Talkiatry Holdings
- Type: Private
- Industry: Telehealth
- Founded: 2019; 7 years ago in New York, U.S.
- Founders: Robert Krayn Dr. Georgia Gaveras
- Headquarters: New York, New York, U.S.
- Area served: United States (45 states, excl. Alaska, Delaware, Hawaii, North Dakota, and Wyoming)
- Key people: Robert Krayn (CEO) Dr. Georgia Gaveras (CMO)
- Website: talkiatry.com

= Talkiatry =

Psychiatric telehealth service

Talkiatry is a telehealth-based psychiatry company that provides virtual mental health services for conditions such as anxiety, depression, and post-traumatic stress disorder.

==History==
Talkiatry was co-founded in 2019 by Robert Krayn and Dr. Georgia Gaveras. Talkiatry launched in 2020 and was originally going to offer both in-office and virtual appointments, with its first appointment scheduled for April 2020 in its New York office, but lockdown orders stemming from the COVID-19 pandemic resulted in a shift to a fully virtual practice. The company ultimately grew as a result of many in-office appointments having been cancelled due to the pandemic.

In 2021, Talkiatry opened a physical office space in the Hudson Square neighborhood of Manhattan.
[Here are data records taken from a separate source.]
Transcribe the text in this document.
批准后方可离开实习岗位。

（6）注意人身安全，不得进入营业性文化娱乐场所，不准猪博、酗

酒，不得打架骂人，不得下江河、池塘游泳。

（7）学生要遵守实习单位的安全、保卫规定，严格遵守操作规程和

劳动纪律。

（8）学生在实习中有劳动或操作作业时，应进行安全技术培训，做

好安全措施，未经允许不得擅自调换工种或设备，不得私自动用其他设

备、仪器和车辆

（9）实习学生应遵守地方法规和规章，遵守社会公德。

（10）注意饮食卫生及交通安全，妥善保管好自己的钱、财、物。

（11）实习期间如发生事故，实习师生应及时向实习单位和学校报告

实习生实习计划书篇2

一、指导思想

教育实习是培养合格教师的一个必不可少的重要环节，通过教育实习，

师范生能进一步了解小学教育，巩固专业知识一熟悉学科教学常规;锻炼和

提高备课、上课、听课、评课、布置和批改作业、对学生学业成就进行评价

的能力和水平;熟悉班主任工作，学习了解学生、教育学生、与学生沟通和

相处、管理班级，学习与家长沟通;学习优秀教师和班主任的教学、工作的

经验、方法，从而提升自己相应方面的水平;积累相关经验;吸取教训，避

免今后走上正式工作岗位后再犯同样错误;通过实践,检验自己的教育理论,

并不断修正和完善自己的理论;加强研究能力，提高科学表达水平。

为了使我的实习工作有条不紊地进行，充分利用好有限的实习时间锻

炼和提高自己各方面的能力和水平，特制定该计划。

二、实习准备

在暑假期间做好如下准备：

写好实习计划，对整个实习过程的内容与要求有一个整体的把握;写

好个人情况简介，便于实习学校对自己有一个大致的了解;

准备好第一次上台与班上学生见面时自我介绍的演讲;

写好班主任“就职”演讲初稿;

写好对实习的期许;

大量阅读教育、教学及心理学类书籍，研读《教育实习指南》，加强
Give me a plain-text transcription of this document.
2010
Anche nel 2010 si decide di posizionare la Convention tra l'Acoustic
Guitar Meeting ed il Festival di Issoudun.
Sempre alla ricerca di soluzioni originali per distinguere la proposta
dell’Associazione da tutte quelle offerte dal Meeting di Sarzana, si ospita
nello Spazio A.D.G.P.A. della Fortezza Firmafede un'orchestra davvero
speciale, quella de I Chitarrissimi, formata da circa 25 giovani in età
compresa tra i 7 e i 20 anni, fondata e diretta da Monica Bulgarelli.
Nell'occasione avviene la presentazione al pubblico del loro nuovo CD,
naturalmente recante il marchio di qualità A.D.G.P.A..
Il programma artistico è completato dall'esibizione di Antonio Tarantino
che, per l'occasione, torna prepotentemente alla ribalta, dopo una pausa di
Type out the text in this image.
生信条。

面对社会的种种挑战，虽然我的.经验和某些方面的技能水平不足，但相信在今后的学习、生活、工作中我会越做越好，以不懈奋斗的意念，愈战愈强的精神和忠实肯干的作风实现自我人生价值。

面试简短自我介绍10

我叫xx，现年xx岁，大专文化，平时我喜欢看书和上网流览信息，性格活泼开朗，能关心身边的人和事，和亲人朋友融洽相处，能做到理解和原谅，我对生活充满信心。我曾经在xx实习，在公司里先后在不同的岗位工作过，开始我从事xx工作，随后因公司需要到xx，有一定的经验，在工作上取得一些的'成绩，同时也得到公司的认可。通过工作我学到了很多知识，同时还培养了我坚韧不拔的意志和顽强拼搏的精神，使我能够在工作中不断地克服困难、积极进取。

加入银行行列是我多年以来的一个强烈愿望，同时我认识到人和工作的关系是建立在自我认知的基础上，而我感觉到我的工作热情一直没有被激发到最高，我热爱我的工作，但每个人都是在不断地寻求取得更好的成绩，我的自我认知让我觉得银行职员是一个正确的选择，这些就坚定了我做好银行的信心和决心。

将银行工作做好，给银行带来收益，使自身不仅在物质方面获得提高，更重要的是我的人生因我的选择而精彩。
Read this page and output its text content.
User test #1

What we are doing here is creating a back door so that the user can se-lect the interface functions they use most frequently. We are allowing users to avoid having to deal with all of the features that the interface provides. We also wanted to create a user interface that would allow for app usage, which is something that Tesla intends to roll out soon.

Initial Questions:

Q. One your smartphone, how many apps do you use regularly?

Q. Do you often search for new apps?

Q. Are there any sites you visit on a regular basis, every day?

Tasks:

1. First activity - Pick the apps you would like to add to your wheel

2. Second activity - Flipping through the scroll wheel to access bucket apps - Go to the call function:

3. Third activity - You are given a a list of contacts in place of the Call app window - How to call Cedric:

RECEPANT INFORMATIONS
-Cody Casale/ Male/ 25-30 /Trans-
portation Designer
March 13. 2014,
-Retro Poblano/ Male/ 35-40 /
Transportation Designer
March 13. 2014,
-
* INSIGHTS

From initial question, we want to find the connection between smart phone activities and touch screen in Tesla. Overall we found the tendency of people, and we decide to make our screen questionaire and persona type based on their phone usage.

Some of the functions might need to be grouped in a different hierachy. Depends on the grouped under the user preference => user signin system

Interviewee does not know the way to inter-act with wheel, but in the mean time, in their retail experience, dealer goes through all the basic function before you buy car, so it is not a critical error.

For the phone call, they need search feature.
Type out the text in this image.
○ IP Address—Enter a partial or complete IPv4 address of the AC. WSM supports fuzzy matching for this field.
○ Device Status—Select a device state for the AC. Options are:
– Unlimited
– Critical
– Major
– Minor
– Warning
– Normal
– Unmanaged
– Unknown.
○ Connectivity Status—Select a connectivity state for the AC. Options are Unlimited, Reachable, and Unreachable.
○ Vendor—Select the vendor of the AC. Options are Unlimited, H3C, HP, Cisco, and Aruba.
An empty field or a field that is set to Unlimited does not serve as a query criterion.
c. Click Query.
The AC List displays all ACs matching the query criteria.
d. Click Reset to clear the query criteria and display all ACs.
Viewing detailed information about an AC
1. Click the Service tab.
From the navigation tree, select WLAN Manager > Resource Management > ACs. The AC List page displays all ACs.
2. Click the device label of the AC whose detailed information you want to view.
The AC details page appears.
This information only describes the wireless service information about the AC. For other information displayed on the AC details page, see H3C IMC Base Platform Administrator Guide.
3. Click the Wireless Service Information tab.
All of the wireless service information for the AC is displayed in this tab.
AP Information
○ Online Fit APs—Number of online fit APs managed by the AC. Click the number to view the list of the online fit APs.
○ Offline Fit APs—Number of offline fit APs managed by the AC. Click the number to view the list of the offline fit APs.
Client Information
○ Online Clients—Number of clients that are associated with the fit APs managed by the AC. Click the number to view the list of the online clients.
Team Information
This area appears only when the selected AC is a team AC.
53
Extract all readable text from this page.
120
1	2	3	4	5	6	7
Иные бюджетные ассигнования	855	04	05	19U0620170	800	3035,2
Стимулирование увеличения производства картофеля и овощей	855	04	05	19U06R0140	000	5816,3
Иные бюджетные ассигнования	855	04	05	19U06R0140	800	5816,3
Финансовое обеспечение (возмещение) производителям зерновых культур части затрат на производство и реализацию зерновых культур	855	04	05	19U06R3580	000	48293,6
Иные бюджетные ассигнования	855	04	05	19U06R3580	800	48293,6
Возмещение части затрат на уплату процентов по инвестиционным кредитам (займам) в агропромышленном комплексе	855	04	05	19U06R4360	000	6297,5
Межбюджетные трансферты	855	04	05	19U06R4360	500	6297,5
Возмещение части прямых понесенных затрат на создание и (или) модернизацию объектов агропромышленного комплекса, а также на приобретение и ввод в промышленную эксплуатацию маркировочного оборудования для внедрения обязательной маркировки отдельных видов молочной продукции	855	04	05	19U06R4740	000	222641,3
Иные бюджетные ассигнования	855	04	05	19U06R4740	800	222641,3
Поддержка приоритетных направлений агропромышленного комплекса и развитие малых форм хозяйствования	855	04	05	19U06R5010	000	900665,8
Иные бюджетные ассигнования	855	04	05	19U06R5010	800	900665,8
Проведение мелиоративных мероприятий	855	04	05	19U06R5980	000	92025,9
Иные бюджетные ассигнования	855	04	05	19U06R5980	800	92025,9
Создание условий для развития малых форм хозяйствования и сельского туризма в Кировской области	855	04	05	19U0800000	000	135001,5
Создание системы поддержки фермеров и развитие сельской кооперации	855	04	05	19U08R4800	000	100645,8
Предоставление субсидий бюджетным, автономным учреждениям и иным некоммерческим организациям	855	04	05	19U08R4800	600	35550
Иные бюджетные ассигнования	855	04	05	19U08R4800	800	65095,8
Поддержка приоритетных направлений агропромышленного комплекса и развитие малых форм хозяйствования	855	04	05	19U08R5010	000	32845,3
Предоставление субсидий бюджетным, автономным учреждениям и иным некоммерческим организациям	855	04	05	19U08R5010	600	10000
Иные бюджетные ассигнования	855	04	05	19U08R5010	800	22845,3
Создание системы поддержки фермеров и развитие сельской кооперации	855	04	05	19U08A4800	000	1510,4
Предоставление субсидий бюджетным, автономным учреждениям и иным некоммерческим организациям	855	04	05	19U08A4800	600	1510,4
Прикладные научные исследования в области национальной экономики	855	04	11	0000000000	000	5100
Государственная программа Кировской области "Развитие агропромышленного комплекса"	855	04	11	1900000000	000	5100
In 2022, Talkiatry received $37 million in Series A funding. The funding process began in 2021, when the company initially received $20 million in funding, earning an additional $17 million from Left Lane Capital in the following year.

In June 2024, Talkiatry received a $130 million equity and debt investment from Andreessen Horowitz. As of that date, the company had raised $245 million in total funding.

In February 2026, Talkiatry raised $210 million in Series D equity and debt financing led by Perceptive Advisors, with participation from Sofina, Andreessen Horowitz, Blisce and Left Lane Capital, and debt financing from Banc of California. The round brought the company’s total funding to more than $400 million.

===Litigation===
In October 2025, a class action lawsuit was advanced against Talkiatry, alleging that the company shared the health information of patients with Meta Platforms without consent. In January 2026, a federal court rejected Talkiatry's request to dismiss the class action.

===Studies===
In December 2023, a study was published in the Journal of Medical Internet Research examining outcomes for 1,826 Talkiatry patients. Following an average of five visits over fifteen weeks, 67% no longer met criteria for clinically significant anxiety, and 62% no longer met criteria for clinically significant depression. Overall, symptom remission was achieved by 26% of patients with anxiety and 29% of those with depression.

In 2025, a study of 796 adult telepsychiatry patients found that patients were more likely to discontinue care early when they reported a weaker relationship with their psychiatrist or had higher first-visit costs.

==Operations==
Talkiatry provides psychiatry services for adults as well as for children and adolescents. Its adult psychiatry program has served as a basis for the expansion of its child and adolescent programs into additional markets.

In July 2023, the company began offering continuing education credits to its practitioners, following approval by the Accreditation Council for Continuing Medical Education.

As of February 2026, Talkiatry employed more than 800 licensed psychiatrists and 300 therapists. The company participates as an in-network provider with approximately 60 health insurance plans, including Aetna, Blue Cross Blue Shield, UnitedHealth Group#UnitedHealthcare, Cigna, and Humana.

===Partnerships===
In August 2023, Talkiatry partnered with NOCD, a virtual practice focusing on treating obsessive-compulsive disorder, becoming referral partners for specialized treatments. Later that year, the company would partner with Charlie Health to coordinate care for patients ages 11 to 33, allowing referrals between the two companies, depending on differing levels of severity of outpatient mental health treatment.

In September 2024, Talkiatry partnered with BetterHelp, becoming a telepsychiatry provider for BetterHelp's employer clients through BetterHelp Business.

In October 2024, Talkiatry partnered with Biogen to expand postpartum depression care services.

In April 2026, Talkiatry partnered with the American Medical Group Association (AMGA), allowing AMGA's member organizations to access Talkiatry's services.